Why are u doing separately doing standardization on xtrain and xtest ? Instead can we do standardization on x as a whole, (not putting target variable in it)?
Hi! it is the general practice to standard practice to standardize xtrain and xtest separately. If we standardize the whole data before splitting it, there may be some problems created by outliers. And, we don't have to standardize target variables as they are just categories.
can u explain y we should use random_state = 3 ?
we can use any random_state value. if you use random_state = 3, your data will be splited in the same way as my data is getting splitter. if you mention some other value, then the split will be different.

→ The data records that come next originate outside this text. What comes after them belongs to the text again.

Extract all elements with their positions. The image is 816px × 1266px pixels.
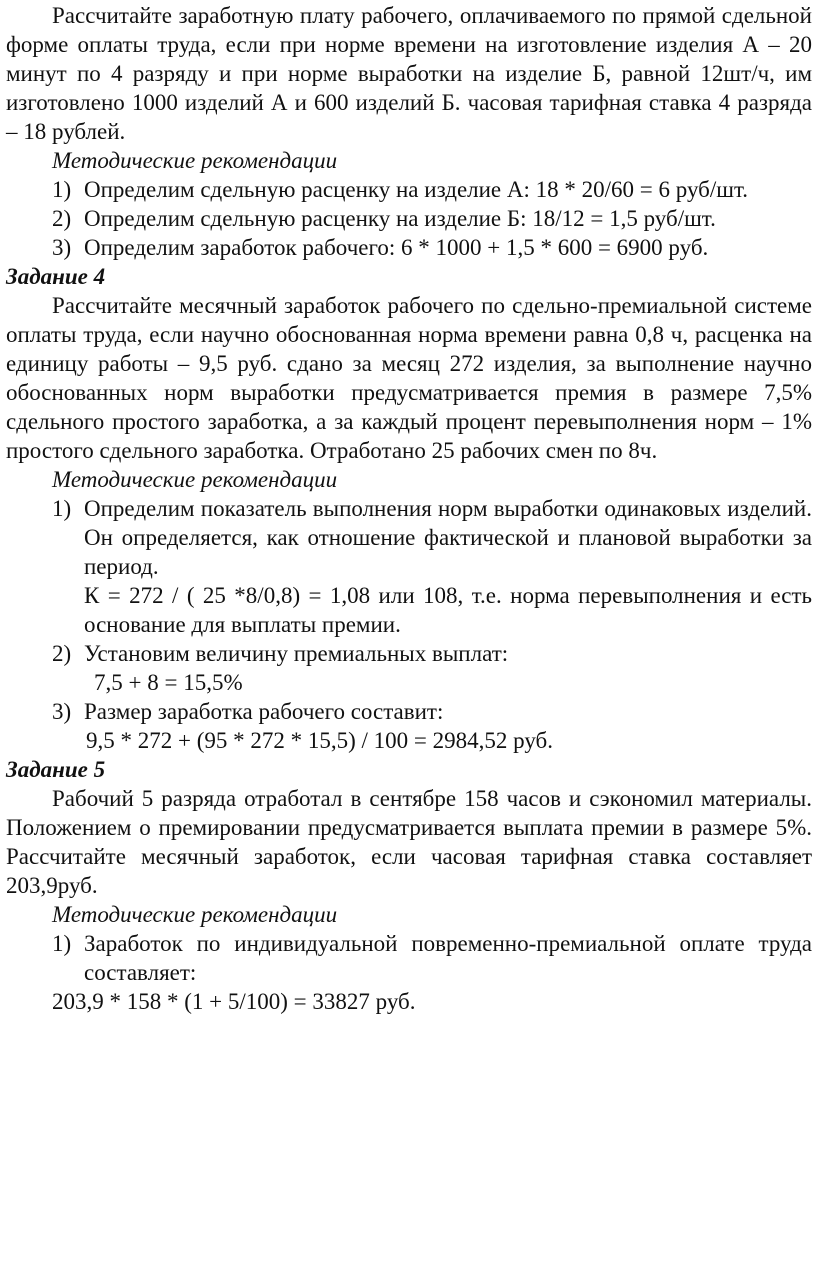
task3-step-1-number: 1) [52,177,72,202]
task4-recommendations-label: Методические рекомендации [52,467,338,492]
task3-step-1-text: Определим сдельную расценку на изделие А: 18 * 20/60 = 6 руб/шт. [84,177,749,202]
task4-step-2-number: 2) [52,641,72,666]
task5-problem-text: Рабочий 5 разряда отработал в сентябре 158 часов и сэкономил материалы. Положением о премировании предусматривается выплата премии в размере 5%. Рассчитайте месячный заработок, если часовая тарифная ставка составляет 203,9руб. [6,786,812,898]
task4-step-3-text: Размер заработка рабочего составит: [84,699,444,724]
task4-step-2-formula: 7,5 + 8 = 15,5% [94,670,243,695]
task3-step-3-text: Определим заработок рабочего: 6 * 1000 + 1,5 * 600 = 6900 руб. [84,235,709,260]
task3-problem-text: Рассчитайте заработную плату рабочего, оплачиваемого по прямой сдельной форме оплаты труда, если при норме времени на изготовление изделия А – 20 минут по 4 разряду и при норме выработки на изделие Б, равной 12шт/ч, им изготовлено 1000 изделий А и 600 изделий Б. часовая тарифная ставка 4 разряда – 18 рублей. [6,3,812,144]
task5-formula: 203,9 * 158 * (1 + 5/100) = 33827 руб. [52,989,416,1014]
task5-step-1-number: 1) [52,931,72,956]
task5-recommendations-label: Методические рекомендации [52,902,338,927]
task3-step-3-number: 3) [52,235,72,260]
task5-heading: Задание 5 [6,757,106,782]
task4-step-1-formula: К = 272 / ( 25 *8/0,8) = 1,08 или 108, т.е. норма перевыполнения и есть основание для выплаты премии. [84,583,812,637]
task4-step-2 [6,639,812,668]
task4-step-1-text: Определим показатель выполнения норм выработки одинаковых изделий. Он определяется, как отношение фактической и плановой выработки за период. [84,496,812,579]
document-page [6,1,812,1016]
task3-recommendations-label: Методические рекомендации [52,148,338,173]
task4-step-2-text: Установим величину премиальных выплат: [84,641,509,666]
task3-step-2 [6,204,812,233]
task3-step-2-number: 2) [52,206,72,231]
task4-step-1-number: 1) [52,496,72,521]
task4-problem-text: Рассчитайте месячный заработок рабочего по сдельно-премиальной системе оплаты труда, если научно обоснованная норма времени равна 0,8 ч, расценка на единицу работы – 9,5 руб. сдано за месяц 272 изделия, за выполнение научно обоснованных норм выработки предусматривается премия в размере 7,5% сдельного простого заработка, а за каждый процент перевыполнения норм – 1% простого сдельного заработка. Отработано 25 рабочих смен по 8ч. [6,293,812,463]
task4-step-3-formula: 9,5 * 272 + (95 * 272 * 15,5) / 100 = 2984,52 руб. [86,728,553,753]
task5-step-1-text: Заработок по индивидуальной повременно-премиальной оплате труда составляет: [84,931,812,985]
task4-heading: Задание 4 [6,264,106,289]
task5-step-1 [6,929,812,987]
task3-step-1 [6,175,812,204]
task3-step-3 [6,233,812,262]
task4-step-1 [6,494,812,639]
task3-step-2-text: Определим сдельную расценку на изделие Б: 18/12 = 1,5 руб/шт. [84,206,716,231]
task4-step-3-number: 3) [52,699,72,724]
task4-step-3 [6,697,812,726]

waiting for your sklearn tutorial module
hi! sklearn video doesn't fit well as a standalone video. so I have planned to explain the functions in videos of other modules like data pre processing & Model Training. once you watch the videos in the upcoming modules, you will get to know the important functions in sklearn.
where can i get the data set
kaggle , google dataset search
how is that if std is 200 then it varies a lot??
high standard deviation represents that the data are highly spread out.
What is "data" in dataset. data.std statement at 15:06 min?
it means the data present in the dataset.
Hi Saurabh! 'dataset', as loaded from sklearn, is a dictionary. 'data' is one of this dictionary's keys. By running dataset.data you reach to the values stored in the 'dataset' dictionary, 'data' key.